Figures from the Insolvency Office website also showed corporate insolvency numbers fell, with 206 applications filed for winding up between January and November last year, down from 368 in the same period in 2019.

Said Dr Chua: "We expect the number of bankruptcies to increase in 2021 as the fiscal support and temporary relief measures are wound down."

He added that such measures can help only firms suffering from a temporary liquidity crunch, "but cannot save firms which are no longer viable in this new normal".

Among the high-profile bankruptcy proceedings last year was a bankruptcy bid filed against local hardware chain Home-Fix's founder Low Cheong Kee and his younger brother by paint manufacturer Nippon Paint (Singapore) over a debt of $500,000.

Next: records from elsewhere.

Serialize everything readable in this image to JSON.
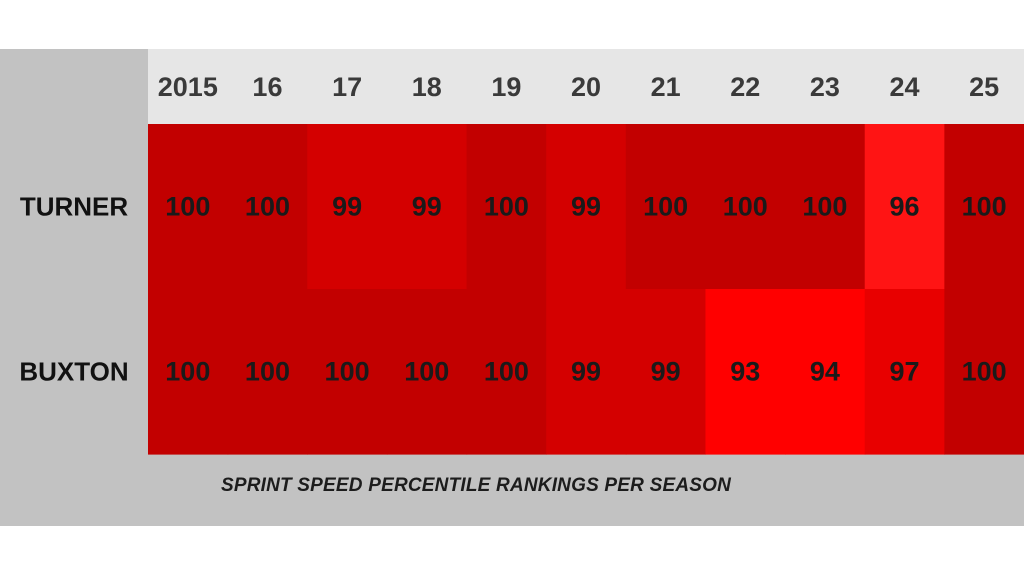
{
  "chart_data": {
    "type": "heatmap",
    "title": "",
    "caption": "SPRINT SPEED PERCENTILE RANKINGS PER SEASON",
    "columns": [
      "2015",
      "16",
      "17",
      "18",
      "19",
      "20",
      "21",
      "22",
      "23",
      "24",
      "25"
    ],
    "rows": [
      {
        "name": "TURNER",
        "values": [
          100,
          100,
          99,
          99,
          100,
          99,
          100,
          100,
          100,
          96,
          100
        ]
      },
      {
        "name": "BUXTON",
        "values": [
          100,
          100,
          100,
          100,
          100,
          99,
          99,
          93,
          94,
          97,
          100
        ]
      }
    ],
    "colors": {
      "100": "#c20000",
      "99": "#d40000",
      "97": "#e80000",
      "96": "#ff1414",
      "94": "#ff0000",
      "93": "#ff0000"
    },
    "header_background": "#e6e6e6",
    "panel_background": "#c2c2c2"
  }
}
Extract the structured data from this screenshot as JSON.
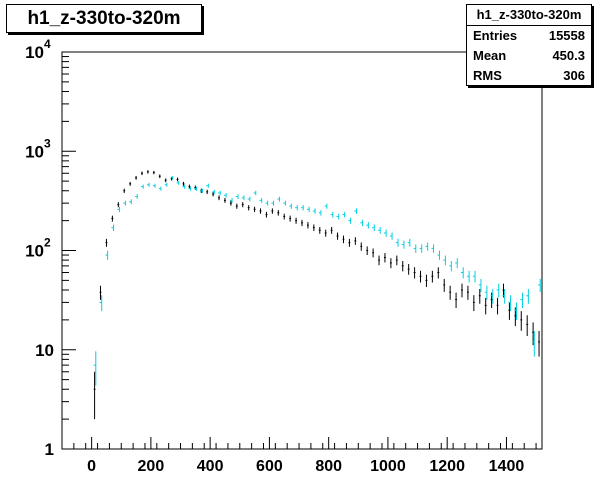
{
  "histogram_title": "h1_z-330to-320m",
  "stats": {
    "name": "h1_z-330to-320m",
    "rows": [
      {
        "label": "Entries",
        "value": "15558"
      },
      {
        "label": "Mean",
        "value": "450.3"
      },
      {
        "label": "RMS",
        "value": "306"
      }
    ]
  },
  "colors": {
    "series_black": "#000000",
    "series_cyan": "#00d0e0"
  },
  "chart_data": {
    "type": "scatter",
    "title": "h1_z-330to-320m",
    "xlabel": "",
    "ylabel": "",
    "xlim": [
      -100,
      1520
    ],
    "ylim": [
      1,
      10000
    ],
    "yscale": "log",
    "grid": false,
    "x_ticks": [
      0,
      200,
      400,
      600,
      800,
      1000,
      1200,
      1400
    ],
    "y_ticks": [
      {
        "value": 1,
        "label": "1",
        "exp": ""
      },
      {
        "value": 10,
        "label": "10",
        "exp": ""
      },
      {
        "value": 100,
        "label": "10",
        "exp": "2"
      },
      {
        "value": 1000,
        "label": "10",
        "exp": "3"
      },
      {
        "value": 10000,
        "label": "10",
        "exp": "4"
      }
    ],
    "bin_width": 20,
    "series": [
      {
        "color": "#000000",
        "x": [
          10,
          30,
          50,
          70,
          90,
          110,
          130,
          150,
          170,
          190,
          210,
          230,
          250,
          270,
          290,
          310,
          330,
          350,
          370,
          390,
          410,
          430,
          450,
          470,
          490,
          510,
          530,
          550,
          570,
          590,
          610,
          630,
          650,
          670,
          690,
          710,
          730,
          750,
          770,
          790,
          810,
          830,
          850,
          870,
          890,
          910,
          930,
          950,
          970,
          990,
          1010,
          1030,
          1050,
          1070,
          1090,
          1110,
          1130,
          1150,
          1170,
          1190,
          1210,
          1230,
          1250,
          1270,
          1290,
          1310,
          1330,
          1350,
          1370,
          1390,
          1410,
          1430,
          1450,
          1470,
          1490,
          1510
        ],
        "y": [
          4,
          38,
          120,
          210,
          290,
          400,
          470,
          540,
          600,
          620,
          610,
          560,
          510,
          530,
          520,
          470,
          440,
          430,
          400,
          390,
          370,
          340,
          320,
          300,
          280,
          290,
          270,
          260,
          250,
          230,
          250,
          240,
          220,
          210,
          200,
          190,
          180,
          170,
          160,
          150,
          160,
          140,
          130,
          120,
          125,
          110,
          100,
          95,
          80,
          85,
          75,
          80,
          70,
          65,
          60,
          55,
          50,
          55,
          60,
          45,
          38,
          32,
          40,
          38,
          30,
          35,
          28,
          32,
          28,
          40,
          25,
          22,
          20,
          18,
          15,
          12
        ]
      },
      {
        "color": "#00d0e0",
        "x": [
          10,
          30,
          50,
          70,
          90,
          110,
          130,
          150,
          170,
          190,
          210,
          230,
          250,
          270,
          290,
          310,
          330,
          350,
          370,
          390,
          410,
          430,
          450,
          470,
          490,
          510,
          530,
          550,
          570,
          590,
          610,
          630,
          650,
          670,
          690,
          710,
          730,
          750,
          770,
          790,
          810,
          830,
          850,
          870,
          890,
          910,
          930,
          950,
          970,
          990,
          1010,
          1030,
          1050,
          1070,
          1090,
          1110,
          1130,
          1150,
          1170,
          1190,
          1210,
          1230,
          1250,
          1270,
          1290,
          1310,
          1330,
          1350,
          1370,
          1390,
          1410,
          1430,
          1450,
          1470,
          1490,
          1510
        ],
        "y": [
          7,
          30,
          90,
          170,
          260,
          300,
          310,
          350,
          440,
          460,
          450,
          420,
          460,
          540,
          480,
          440,
          420,
          420,
          400,
          450,
          390,
          380,
          360,
          320,
          350,
          340,
          330,
          380,
          320,
          300,
          300,
          330,
          300,
          280,
          270,
          270,
          260,
          250,
          240,
          280,
          230,
          220,
          230,
          200,
          250,
          190,
          180,
          170,
          160,
          150,
          140,
          120,
          115,
          120,
          105,
          105,
          110,
          105,
          90,
          80,
          70,
          75,
          60,
          55,
          55,
          45,
          38,
          35,
          40,
          35,
          30,
          25,
          32,
          35,
          12,
          45
        ]
      }
    ]
  }
}
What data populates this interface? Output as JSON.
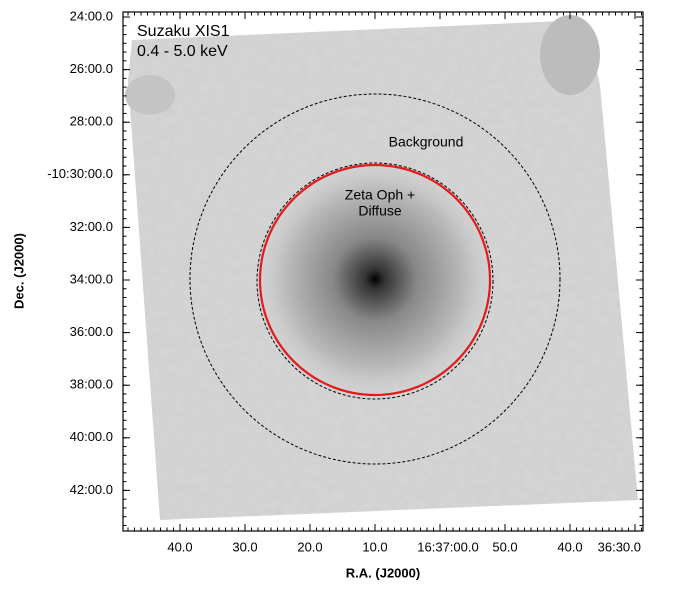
{
  "plot": {
    "legend_lines": [
      "Suzaku XIS1",
      "0.4 - 5.0 keV"
    ],
    "annotations": {
      "background": "Background",
      "source": [
        "Zeta Oph +",
        "Diffuse"
      ]
    },
    "x_axis": {
      "label": "R.A. (J2000)",
      "ticks": [
        "40.0",
        "30.0",
        "20.0",
        "10.0",
        "16:37:00.0",
        "50.0",
        "40.0",
        "36:30.0"
      ]
    },
    "y_axis": {
      "label": "Dec. (J2000)",
      "ticks": [
        "24:00.0",
        "26:00.0",
        "28:00.0",
        "-10:30:00.0",
        "32:00.0",
        "34:00.0",
        "36:00.0",
        "38:00.0",
        "40:00.0",
        "42:00.0"
      ]
    }
  }
}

Political party Peoples Voice's leader Lim Tean also faced bankruptcy claims totalling about $1.45 million.

Mr Nelson Loh, who was behind an audacious bid to buy English Premier League football club Newcastle United last year, was adjudged a bankrupt by the Singapore High Court in December. He had failed to pay an outstanding debt of over $14 million to DBS Bank.

His cousin Terence Loh is also facing bankruptcy proceedings filed by Maybank over a $3 million debt.

George (not his real name), a 50-year-old bankrupt, said: "The government relief measures only helped to delay the proceedings. Financially distressed individuals would still be struggling to raise enough money to pay their debts amid the pandemic."

He said he filed for bankruptcy as he was unable to pay his debts of over $100,000 to various banks.

"Some people may think I had chosen the easy way out, but it's not. It was a difficult decision to make. Many companies will not hire me because I am a bankrupt. And I also can't manage a business or act as director of a company."

As at Dec 31, there were 10,269 undischarged bankrupts.

A bankrupt may try to have his bankruptcy status annulled after paying off all outstanding debts. He can also apply to the High Court to grant him a discharge or the court-assigned administrator may discharge him after at least three years of good conduct, provided his debts do not exceed $500,000 and his creditors do not object.